……
“你是說,幾個小鬼當著你們這些廢物的面把鐵木真給救走了?!!”
塔爾忽臺陰沉到幾乎滴水的聲音在賬中響起,在場眾人都有些尷尬難言。
“內個,首領,那絕不是普通的小鬼,那幾個小鬼都、都特別能打……”
“對對,而且清晨大家還沒反應過來,羊圈那邊不知誰弄來了幾匹狼,圈門也被打開了,部落亂成一團……”
“夠了!!”
塔爾忽臺重重拍了一下木案,神色陰晴不定。
他千辛萬苦蹲了那麼久才好不容易捉住鐵木真,結果竟被他這樣大張旗鼓的逃了,何等的恥辱!!

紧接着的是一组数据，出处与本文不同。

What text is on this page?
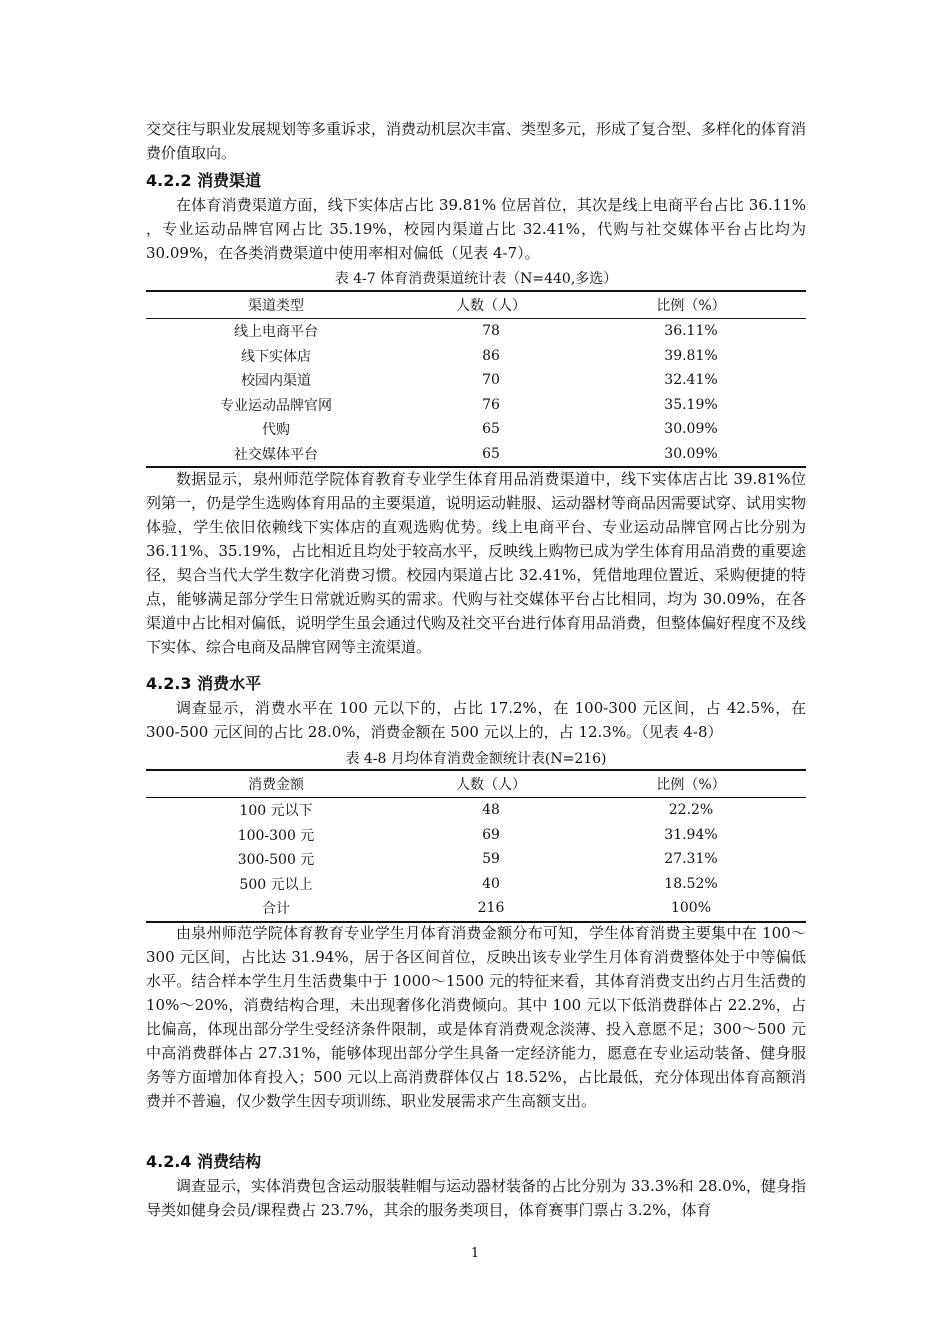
交交往与职业发展规划等多重诉求，消费动机层次丰富、类型多元，形成了复合型、多样化的体育消费价值取向。

4.2.2 消费渠道

在体育消费渠道方面，线下实体店占比 39.81% 位居首位，其次是线上电商平台占比 36.11% ，专业运动品牌官网占比 35.19%，校园内渠道占比 32.41%，代购与社交媒体平台占比均为 30.09%，在各类消费渠道中使用率相对偏低（见表 4-7）。

表 4-7 体育消费渠道统计表（N=440,多选）
渠道类型	人数（人）	比例（%）
线上电商平台	78	36.11%
线下实体店	86	39.81%
校园内渠道	70	32.41%
专业运动品牌官网	76	35.19%
代购	65	30.09%
社交媒体平台	65	30.09%

数据显示，泉州师范学院体育教育专业学生体育用品消费渠道中，线下实体店占比 39.81%位列第一，仍是学生选购体育用品的主要渠道，说明运动鞋服、运动器材等商品因需要试穿、试用实物体验，学生依旧依赖线下实体店的直观选购优势。线上电商平台、专业运动品牌官网占比分别为 36.11%、35.19%，占比相近且均处于较高水平，反映线上购物已成为学生体育用品消费的重要途径，契合当代大学生数字化消费习惯。校园内渠道占比 32.41%，凭借地理位置近、采购便捷的特点，能够满足部分学生日常就近购买的需求。代购与社交媒体平台占比相同，均为 30.09%，在各渠道中占比相对偏低，说明学生虽会通过代购及社交平台进行体育用品消费，但整体偏好程度不及线下实体、综合电商及品牌官网等主流渠道。

4.2.3 消费水平

调查显示，消费水平在 100 元以下的，占比 17.2%，在 100-300 元区间，占 42.5%，在 300-500 元区间的占比 28.0%，消费金额在 500 元以上的，占 12.3%。（见表 4-8）

表 4-8 月均体育消费金额统计表(N=216)
消费金额	人数（人）	比例（%）
100 元以下	48	22.2%
100-300 元	69	31.94%
300-500 元	59	27.31%
500 元以上	40	18.52%
合计	216	100%

由泉州师范学院体育教育专业学生月体育消费金额分布可知，学生体育消费主要集中在 100～300 元区间，占比达 31.94%，居于各区间首位，反映出该专业学生月体育消费整体处于中等偏低水平。结合样本学生月生活费集中于 1000～1500 元的特征来看，其体育消费支出约占月生活费的 10%～20%，消费结构合理，未出现奢侈化消费倾向。其中 100 元以下低消费群体占 22.2%，占比偏高，体现出部分学生受经济条件限制，或是体育消费观念淡薄、投入意愿不足；300～500 元中高消费群体占 27.31%，能够体现出部分学生具备一定经济能力，愿意在专业运动装备、健身服务等方面增加体育投入；500 元以上高消费群体仅占 18.52%，占比最低，充分体现出体育高额消费并不普遍，仅少数学生因专项训练、职业发展需求产生高额支出。

4.2.4 消费结构

调查显示，实体消费包含运动服装鞋帽与运动器材装备的占比分别为 33.3%和 28.0%，健身指导类如健身会员/课程费占 23.7%，其余的服务类项目，体育赛事门票占 3.2%，体育

1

鐵木真又是個極其謹慎的性格,恐怕回去當即便會帶著部落遷徙,再想抓到他絕不會那樣容易。
帳外,鎖兒罕失剌聽了一會兒,悄悄離開,把偷來的鑰匙丟進了河裡。
他有些欣慰又有些心情複雜難言的想,看來少主結交了非常厲害的安答,不需要他救了。
算算時間,現在少主應該己經成功逃離泰赤烏的領地了吧……
……
天幕前。
嬴政撐著下巴目光古怪的看著天幕上那個身手矯健的‘自己’。
他從小個子雖較同齡人高些,但因著從小在趙國食不飽腹,故而瘦的驚人,一點也瞧不出力量感。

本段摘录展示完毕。